Лицо майора стало серым от отчаяния. Он был похож на крысу — крысу, которая, на свою беду, застряла где-нибудь в щели, а не лакомилась хлебным мякишем у Жюльена Тюило.

— Болит? — спросил Адамберг.

— Только когда поворачиваю голову.

— Кажется, вы не сознавали, что лежите под несущимся поездом, — сказал Адамберг, и в его голосе не было ни нотки сочувствия.

— Нет, не сознавал. Как-то даже обидно, правда? Пережить такое — и ничего не помнить. — Данглар пытался говорить с иронией.

— Обидно не это.

— Если бы я хоть не так напился.

— О нет, Данглар. За ужином у Эмери вы выпили меньше обычного, ведь для успеха вашей тайной операции надо было сохранить ясную голову.

Данглар поднял глаза к желтому потолку и решил смотреть только туда. Перед этим он мельком заглянул в глаза Адамбергу и увидел там блеск, который бил прямо в цель и от которого нельзя было уклониться. Такой блеск появлялся в глазах Адамберга очень редко, в минуты сильного гнева, внезапно вспыхнувшего интереса или когда его осеняла какая-нибудь идея.

— А вот Вейренк заметил, что там прошел поезд, — продолжал Адамберг.

Да, он был рассержен, глубоко разочарован и расстроен. Он хотел, чтобы Данглар понял и признал свою ошибку. «Он шел туда один, таил он в сердце яд…»

— Как он? — тихо, едва разжимая зубы, спросил Данглар.

— Спит. Восстанавливает силы. Я удивлюсь, если в волосах у него не добавится рыжих прядей. Или, скорее, седых.

— Как он догадался?

— Я тоже догадался. Вы никудышный конспиратор, майор. За ужином вас прямо распирало от гордости. Кто угодно понял бы, что вы составили какой-то хитроумный секретный план, это было написано у вас на лице, сквозило в каждом движении.

— Почему он не лег спать?

— Потому что задумался.

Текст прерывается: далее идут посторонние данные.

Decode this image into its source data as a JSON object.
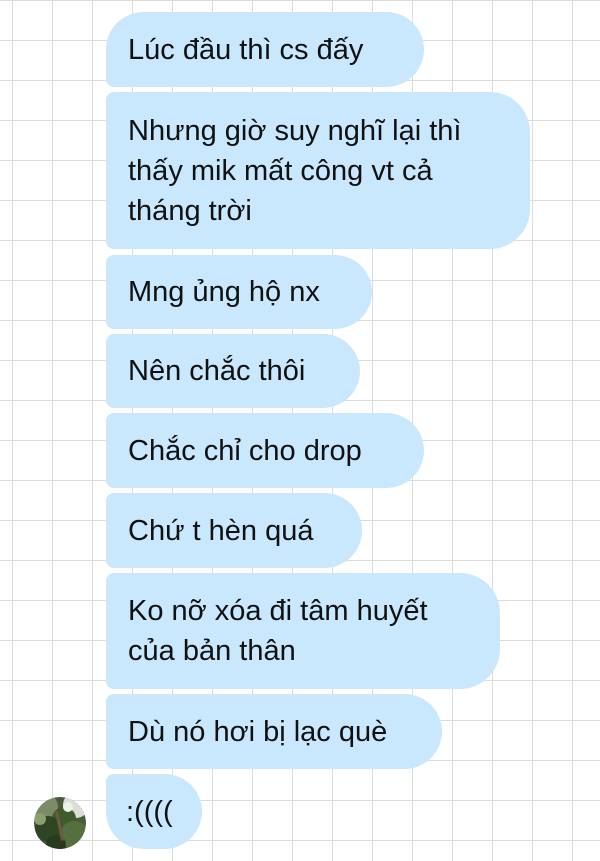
{
  "conversation": {
    "messages": [
      {
        "text": "Lúc đầu thì cs đấy"
      },
      {
        "text": "Nhưng giờ suy nghĩ lại thì thấy mik mất công vt cả tháng trời"
      },
      {
        "text": "Mng ủng hộ nx"
      },
      {
        "text": "Nên chắc thôi"
      },
      {
        "text": "Chắc chỉ cho drop"
      },
      {
        "text": "Chứ t hèn quá"
      },
      {
        "text": "Ko nỡ xóa đi tâm huyết của bản thân"
      },
      {
        "text": "Dù nó hơi bị lạc què"
      },
      {
        "text": ":(((("
      }
    ]
  },
  "colors": {
    "bubble": "#c9e7fd",
    "text": "#111111",
    "grid_line": "#dcdcdc",
    "background": "#ffffff"
  },
  "avatar": {
    "icon": "foliage-photo-avatar"
  }
}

И пришел к правильному выводу: если некий замысел возбудил вас настолько, что вы решились действовать в одиночку, значит этот замысел наверняка направлен против него. Например, речь могла идти о получении новой информации. Но вы упустили из виду, Данглар, что информатор, желающий остаться неизвестным, никогда не просит о личной встрече, он все сообщает в письме. Даже Эсталер учуял бы тут ловушку. А вы не учуяли. Хорошо хоть Вейренк оказался на высоте. Он рассудил, что при расследовании особо тяжких преступлений нельзя идти на встречу одному. Если, конечно, человек не жаждет славы до такой степени, что забывает об опасности. Вы ведь получили записку, верно, Данглар? Вам назначили встречу?